Schlimmeres kann ein Vorstandschef seinen Aktionären auf einer Hauptversammlung nicht sagen, wie es Bruno Sälzer heute gemacht hat: Der Escada-Chef warnte vor der Insolvenz des Modekonzerns. Um das zu verhindern, verlangte Sälzer Zugeständnisse von Aktionären, Gläubigern und Banken.

MÜNCHEN. Polizisten sind auf Hauptversammlungen selten zu sehen. Auf dem Aktionärstreffen von Escada hingegen patrouillierten gestern zahlreiche Beamte. Die Ordnungshüter waren nicht dazu da, aufgebrachte Aktionäre des angeschlagenen Modekonzerns in Schach zu halten. Vielmehr sollten sie Protestaktionen von Gegnern des Pelzhandels im feinen Hotel Sheraton in München verhindern.

Dabei hätten auch die Anteilseigner der Damenmodemarke allen Grund gehabt, auf die Barrikaden zu gehen. Dem Unternehmen geht es miserabel, und wenn nicht Aktionäre, Anleihebesitzer und Banken in den nächsten Wochen an einem Strang ziehen und Opfer bringen, droht das Ende. Die einzige Alternative zum Restrukturierungsplan sei „die Insolvenz der Escada AG“, drohte der neue Vorstandschef Bruno Sälzer.

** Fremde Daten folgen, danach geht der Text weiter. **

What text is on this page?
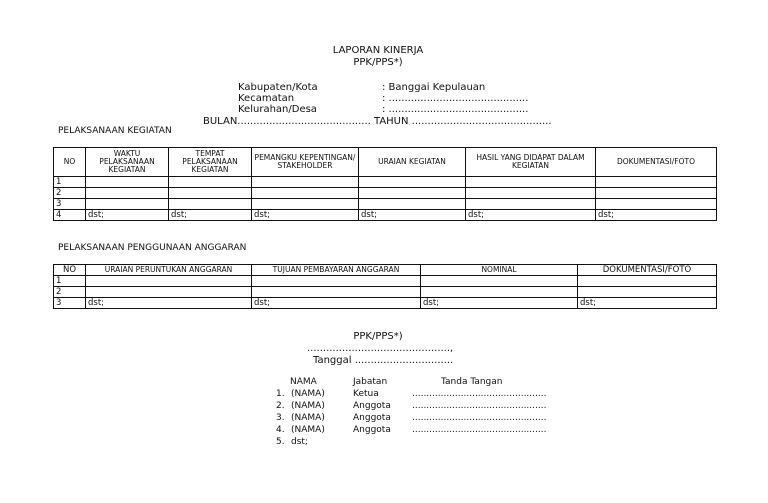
LAPORAN KINERJA
PPK/PPS*)
Kabupaten/Kota	: Banggai Kepulauan
Kecamatan	: ............................................
Kelurahan/Desa	: ............................................
BULAN.......................................... TAHUN ............................................
PELAKSANAAN KEGIATAN
NO	WAKTU PELAKSANAAN KEGIATAN	TEMPAT PELAKSANAAN KEGIATAN	PEMANGKU KEPENTINGAN/ STAKEHOLDER	URAIAN KEGIATAN	HASIL YANG DIDAPAT DALAM KEGIATAN	DOKUMENTASI/FOTO
1						
2						
3						
4	dst;	dst;	dst;	dst;	dst;	dst;
PELAKSANAAN PENGGUNAAN ANGGARAN
NO	URAIAN PERUNTUKAN ANGGARAN	TUJUAN PEMBAYARAN ANGGARAN	NOMINAL	DOKUMENTASI/FOTO
1				
2				
3	dst;	dst;	dst;	dst;
PPK/PPS*)
.............................................,
Tanggal ...............................
NAMA	Jabatan	Tanda Tangan
1. (NAMA)	Ketua	...............................................
2. (NAMA)	Anggota ...............................................
3. (NAMA)	Anggota ...............................................
4. (NAMA)	Anggota ...............................................
5. dst;
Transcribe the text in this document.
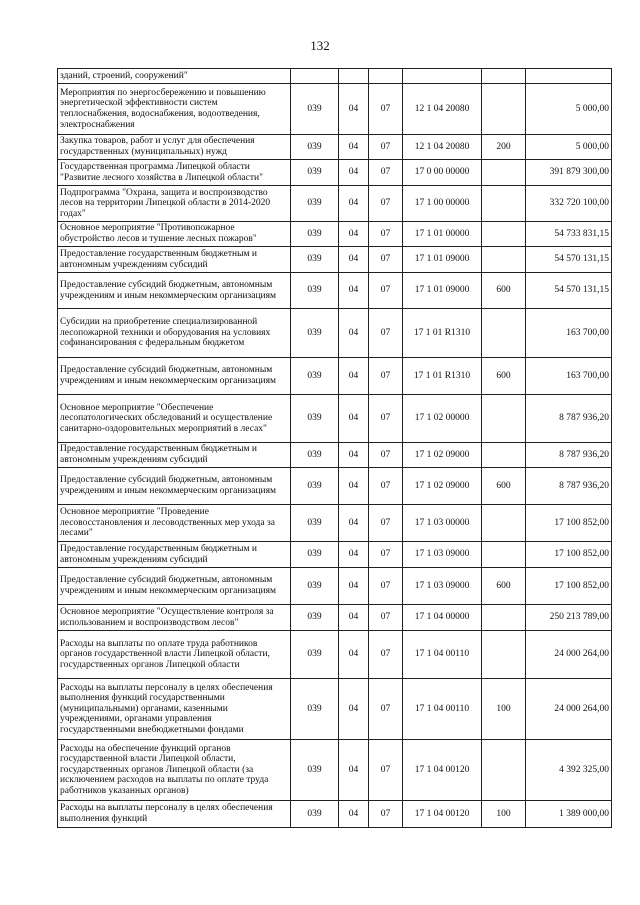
132
зданий, строений, сооружений"						
Мероприятия по энергосбережению и повышению энергетической эффективности систем теплоснабжения, водоснабжения, водоотведения, электроснабжения	039	04	07	12 1 04 20080		5 000,00
Закупка товаров, работ и услуг для обеспечения государственных (муниципальных) нужд	039	04	07	12 1 04 20080	200	5 000,00
Государственная программа Липецкой области "Развитие лесного хозяйства в Липецкой области"	039	04	07	17 0 00 00000		391 879 300,00
Подпрограмма "Охрана, защита и воспроизводство лесов на территории Липецкой области в 2014-2020 годах"	039	04	07	17 1 00 00000		332 720 100,00
Основное мероприятие "Противопожарное обустройство лесов и тушение лесных пожаров"	039	04	07	17 1 01 00000		54 733 831,15
Предоставление государственным бюджетным и автономным учреждениям субсидий	039	04	07	17 1 01 09000		54 570 131,15
Предоставление субсидий бюджетным, автономным учреждениям и иным некоммерческим организациям	039	04	07	17 1 01 09000	600	54 570 131,15
Субсидии на приобретение специализированной лесопожарной техники и оборудования на условиях софинансирования с федеральным бюджетом	039	04	07	17 1 01 R1310		163 700,00
Предоставление субсидий бюджетным, автономным учреждениям и иным некоммерческим организациям	039	04	07	17 1 01 R1310	600	163 700,00
Основное мероприятие "Обеспечение лесопатологических обследований и осуществление санитарно-оздоровительных мероприятий в лесах"	039	04	07	17 1 02 00000		8 787 936,20
Предоставление государственным бюджетным и автономным учреждениям субсидий	039	04	07	17 1 02 09000		8 787 936,20
Предоставление субсидий бюджетным, автономным учреждениям и иным некоммерческим организациям	039	04	07	17 1 02 09000	600	8 787 936,20
Основное мероприятие "Проведение лесовосстановления и лесоводственных мер ухода за лесами"	039	04	07	17 1 03 00000		17 100 852,00
Предоставление государственным бюджетным и автономным учреждениям субсидий	039	04	07	17 1 03 09000		17 100 852,00
Предоставление субсидий бюджетным, автономным учреждениям и иным некоммерческим организациям	039	04	07	17 1 03 09000	600	17 100 852,00
Основное мероприятие "Осуществление контроля за использованием и воспроизводством лесов"	039	04	07	17 1 04 00000		250 213 789,00
Расходы на выплаты по оплате труда работников органов государственной власти Липецкой области, государственных органов Липецкой области	039	04	07	17 1 04 00110		24 000 264,00
Расходы на выплаты персоналу в целях обеспечения выполнения функций государственными (муниципальными) органами, казенными учреждениями, органами управления государственными внебюджетными фондами	039	04	07	17 1 04 00110	100	24 000 264,00
Расходы на обеспечение функций органов государственной власти Липецкой области, государственных органов Липецкой области (за исключением расходов на выплаты по оплате труда работников указанных органов)	039	04	07	17 1 04 00120		4 392 325,00
Расходы на выплаты персоналу в целях обеспечения выполнения функций	039	04	07	17 1 04 00120	100	1 389 000,00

Doch die Aktionäre blieben friedlich, ihre Wut entlud sich hauptsächlich gegen den ehemaligen Vorstand. „Unvorstellbar, wie eine einst florierende Gesellschaft so in Schieflage geraten kann“, schimpfte Christoph Öfele von der Schutzgemeinschaft der Kapitalanleger (SdK). Eine der bekanntesten Modemarken der Welt sei kaputtsaniert worden. Dass das ehemalige Management trotzdem 4,3 Mio. Euro an Abfindungen erhalten habe, sei ein Armutszeugnis für den Aufsichtsrat, der diese Verträge ausgehandelt habe.

Die Fakten sprechen für sich: Escada braucht 30 Mio. Euro frisches Kapital. Dieses Geld soll umgehend aus einer Kapitalerhöhung kommen. Die Großaktionäre Wolfgang und Michael Herz wollen 20 Mio. Euro davon übernehmen. Darüber hinaus sollen die Besitzer einer 200 Mio. Euro schweren Anleihe auf einen großen Teil der Rückzahlung verzichten.

Doch das ist nicht alles: Die Banken müssen neue Kredite geben. Dazu kommt ein enormer Zeitdruck. „Wir wollen das Restrukturierungspaket im Laufe des Monats Juli umgesetzt haben“, sagte Sälzer.